#Art of war 2 movie plot movie#
One member had been a famous magician in peacetime Ayrton was a former painter and Barkas was a movie writer, producer and director who had won an Oscar for a documentary film in 1936.Īfter brief introductions, the men were informed of the top-secret plan for the second Battle of Alamein. The Directorate was a very unusual collective: most of the men under Barkas and Ayrton's command were not hardened soldiers, but ex-artists, stage designers and cartoonists who had been recruited for their skills in visual trickery. Geoffrey Barkas and Tony Ayrton were leaders of the Middle East Command Camouflage Directorate, a unit dedicated to deception operations and the concealment of men and military hardware. On 16 September, two British officers were summoned to a high-level meeting at Borg-el-Arab in Egypt. In 1942, in the dusty furnace of the North African desert, Allied forces were fighting a losing battle against the Axis. However, the new generation of artists would outmatch their forebears in scale and sheer wizardry.

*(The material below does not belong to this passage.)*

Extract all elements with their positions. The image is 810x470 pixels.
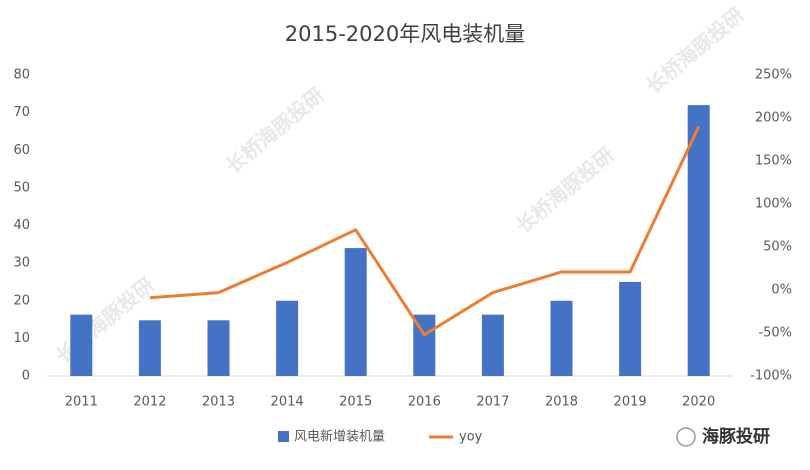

The concealment strategies of Solomon, Underwood, Wilkinson and Wadsworth would prove crucial inspiration for the deception operations against the Nazis in World War Two. The sculptor and painter Leon Underwood – who had studied at the Royal College of Art before the war – helped in the design and (highly dangerous) assembly of these trees. His development of camouflage netting as a method of covering trenches became hugely influential, and he worked on many other deception schemes including an "observation tree" – a hollow replica tree trunk placed in no mans' land, from which a forward observer could survey the enemy trenches. In the Great War, Solomon eagerly joined the race for effective military concealment tactics and was posted to the Western front.
One of the most important British artist-camoufleurs of World War One was Solomon J Solomon – a member of the Royal Academy who had studied under the famous French academic painter Alexandre Cabanel. For the first time, artistic skills became weaponised. In the new age of aerial surveillance, camouflaging troops was a critical necessity, and with their insights about light, shade and perspective, painters and sculptors had just the talents for the job. But from World War One onwards, armies realised the benefit of artists' knowledge of visual illusionism. In time of war, artists traditionally had a minor part to play. For the first time, they reframed the combat zone as an arena of creative strategy, making a literal "theatre" of war. The role that artists, art historians, archaeologists and other arts professionals played in the century's conflicts is yet to be fully told.īut the story of two military units from World War Two and their inspiration from artists working in World War One gives us a glimpse of how artists could become key players in warfare in the modern world.
#Art of war 2 movie plot professional#
In the 20th Century, the epoch of "total war", everyone had to play their part: men and women professional soldiers and civilians people from all walks of life.
How the children of Nazi Germany remember WW2 But what if artists, like the codebreakers of Bletchley Park, have been among the unsung heroes in the war effort – and crucial participants at the business end of conflict? When we think about artists working in wartime, we tend to imagine official war artists or the creators of propaganda.